Americans Have Once Again Fallen In Love with Real Estate Investing

Posted on June 12, 2014

No one will dispute that the pendulum has finally swung the other way.

Americans have once again fallen in love with real estate investing. As the market continues to rebound, real estate investors that were sitting on the sidelines are getting back in the game.

According to Bloomberg, millionaires view real estate as the top investment strategy for this year.

Commercial property values in the US have risen dramatically since hitting the bottom in 2009; as much as 71% in areas as far back as in 2012.

Prices topped out in 2006-2007 in most areas around the country then a major bust followed. Prices bottomed out somewhere around 2011. According to Wealth Daily, there are folks out there that believe we are in another bubble that is sure to burst.  Some folks are of the opinion that the economy is being propped up by low interest rates and bank bailouts.

Could they be right?

I have no idea.  I’m pretty sure we just have to wait and see how it all plays out.

Even though prices have risen on both residential and commercial real estate, there are deals still to be found. Since mortgage rates are still extremely low this means it’s still a great time to invest in real estate.

How Does this Affect the Rental Market?

The rental market is thriving.

The vast majority of people that lost their homes to foreclosure prefer renting single family homes rather than apartments.  There has been a stigma attached to renting apartments that isn’t there when you are renting a single family home.

These same tenants who were previously homeowners typically take better care of the property. They also prefer renting from private landlords over big management companies.

The reason is that private landlords are much more likely to entertain a creative solution when it comes to getting them back in a home.  If they have been a good tenant, they will most likely view them as a good candidate for a lease option or even a seller financed deal.

Sweat Equity

Folks that become “accidental” renters often have such a strong desire to get back into a home they will take on the challenge of a house that needs some work.

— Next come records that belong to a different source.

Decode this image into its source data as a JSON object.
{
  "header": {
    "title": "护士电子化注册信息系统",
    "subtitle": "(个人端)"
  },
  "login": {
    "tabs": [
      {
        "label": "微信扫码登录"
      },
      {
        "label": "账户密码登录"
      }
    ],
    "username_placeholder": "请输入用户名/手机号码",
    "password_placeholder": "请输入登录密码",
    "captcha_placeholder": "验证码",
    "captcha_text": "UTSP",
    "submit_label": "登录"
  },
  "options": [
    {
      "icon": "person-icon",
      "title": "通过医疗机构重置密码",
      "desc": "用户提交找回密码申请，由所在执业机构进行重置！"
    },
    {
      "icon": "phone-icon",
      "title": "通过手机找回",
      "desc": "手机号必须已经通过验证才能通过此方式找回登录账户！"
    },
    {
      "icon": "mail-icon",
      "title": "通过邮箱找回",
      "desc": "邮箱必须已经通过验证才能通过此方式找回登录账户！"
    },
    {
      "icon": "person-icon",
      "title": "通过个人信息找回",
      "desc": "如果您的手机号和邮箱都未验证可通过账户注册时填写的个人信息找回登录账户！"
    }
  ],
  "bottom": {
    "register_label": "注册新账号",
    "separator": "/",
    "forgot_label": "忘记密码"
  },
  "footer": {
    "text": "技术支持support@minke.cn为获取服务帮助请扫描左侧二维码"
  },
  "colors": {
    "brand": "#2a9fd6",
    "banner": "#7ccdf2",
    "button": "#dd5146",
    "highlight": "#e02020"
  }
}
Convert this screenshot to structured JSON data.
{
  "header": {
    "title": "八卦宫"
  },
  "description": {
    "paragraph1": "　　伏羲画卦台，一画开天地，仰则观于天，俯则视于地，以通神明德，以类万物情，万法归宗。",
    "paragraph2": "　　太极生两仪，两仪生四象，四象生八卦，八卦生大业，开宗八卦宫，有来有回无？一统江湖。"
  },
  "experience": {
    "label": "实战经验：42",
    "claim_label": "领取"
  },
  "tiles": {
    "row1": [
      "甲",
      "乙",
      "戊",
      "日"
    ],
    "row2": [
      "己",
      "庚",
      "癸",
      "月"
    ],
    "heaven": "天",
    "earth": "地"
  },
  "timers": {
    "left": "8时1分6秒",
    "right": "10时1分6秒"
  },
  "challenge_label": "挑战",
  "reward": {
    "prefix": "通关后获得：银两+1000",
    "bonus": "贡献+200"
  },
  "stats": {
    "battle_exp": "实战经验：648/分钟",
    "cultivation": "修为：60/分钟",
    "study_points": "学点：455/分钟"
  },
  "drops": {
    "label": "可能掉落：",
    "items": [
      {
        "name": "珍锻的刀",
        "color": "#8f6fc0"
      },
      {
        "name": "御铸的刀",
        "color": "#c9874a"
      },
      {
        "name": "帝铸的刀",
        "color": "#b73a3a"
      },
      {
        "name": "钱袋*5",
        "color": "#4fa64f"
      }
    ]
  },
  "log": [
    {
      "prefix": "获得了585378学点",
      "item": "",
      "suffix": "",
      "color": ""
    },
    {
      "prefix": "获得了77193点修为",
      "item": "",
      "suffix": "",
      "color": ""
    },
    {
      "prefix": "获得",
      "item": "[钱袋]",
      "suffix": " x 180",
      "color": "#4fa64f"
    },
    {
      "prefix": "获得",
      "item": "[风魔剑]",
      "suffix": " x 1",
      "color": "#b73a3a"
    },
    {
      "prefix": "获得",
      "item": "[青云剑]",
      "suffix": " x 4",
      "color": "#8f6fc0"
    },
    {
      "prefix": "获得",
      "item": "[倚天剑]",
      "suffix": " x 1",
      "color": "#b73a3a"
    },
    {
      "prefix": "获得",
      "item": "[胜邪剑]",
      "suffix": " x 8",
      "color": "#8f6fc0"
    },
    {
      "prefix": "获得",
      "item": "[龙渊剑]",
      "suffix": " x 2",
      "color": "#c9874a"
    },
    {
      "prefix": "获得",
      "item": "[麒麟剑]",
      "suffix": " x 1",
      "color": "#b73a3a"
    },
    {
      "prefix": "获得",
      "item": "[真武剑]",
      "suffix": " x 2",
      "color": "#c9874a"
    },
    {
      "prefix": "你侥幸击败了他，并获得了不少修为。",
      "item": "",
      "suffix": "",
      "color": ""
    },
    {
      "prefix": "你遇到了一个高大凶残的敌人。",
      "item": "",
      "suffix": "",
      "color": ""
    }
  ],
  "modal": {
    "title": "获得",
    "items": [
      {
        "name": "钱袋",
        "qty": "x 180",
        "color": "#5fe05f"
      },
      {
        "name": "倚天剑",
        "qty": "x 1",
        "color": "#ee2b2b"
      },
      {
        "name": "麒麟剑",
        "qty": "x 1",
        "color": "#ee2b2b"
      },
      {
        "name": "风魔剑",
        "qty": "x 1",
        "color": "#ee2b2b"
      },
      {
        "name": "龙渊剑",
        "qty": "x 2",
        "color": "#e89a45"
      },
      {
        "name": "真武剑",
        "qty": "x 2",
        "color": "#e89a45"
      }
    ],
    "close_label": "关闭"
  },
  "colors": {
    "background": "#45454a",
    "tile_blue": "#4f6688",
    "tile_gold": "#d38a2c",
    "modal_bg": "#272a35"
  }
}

If their credit is less than stellar and they don’t have a lot of money down, sweat equity is one way a landlord can get folks into one of their properties that needs updates or even some deferred maintenance.  This situation will allow the tenant to spread out those much needed upgrades over a period of time.

Inflation is Rent Friendly

If you are a landlord, it’s likely that you used OPM (other people’s money) to purchase that rental.

You bought the house with a fixed mortgage payment (or you should have) so that cost remains the same except for taxes and insurance.

As home values go up, so do your rents.  Not only does your cash flow increase, but over time your equity in the property also expands leaving you with a property that is worth much more money than you originally paid for it.

If you are a real estate investor that also does at least a few wholesale deals a year, you can pay down these mortgages with lightning speed.

I believe this is one of the fastest ways to expand your wealth; paying down your mortgages using big chunks of cash from wholesaling. Making improvements to the property along the way also builds equity.

If you have been sitting on the fence wondering if the time to invest in real estate has passed you by, just get off the fence and do it. Real estate is a business that has cycles. I have a friend that has been investing for probably close to 50 years.  If you ask him if it’s the right time to invest in real estate, this is what he says:

“I’ve made money in real estate when interest rates and house prices were low.  I also made money when interest rates were over 15%.  There is always a way to make money in real estate. You just have to understand that your business model will change as the times change.  The speed with which you can adapt will determine your success or failure”.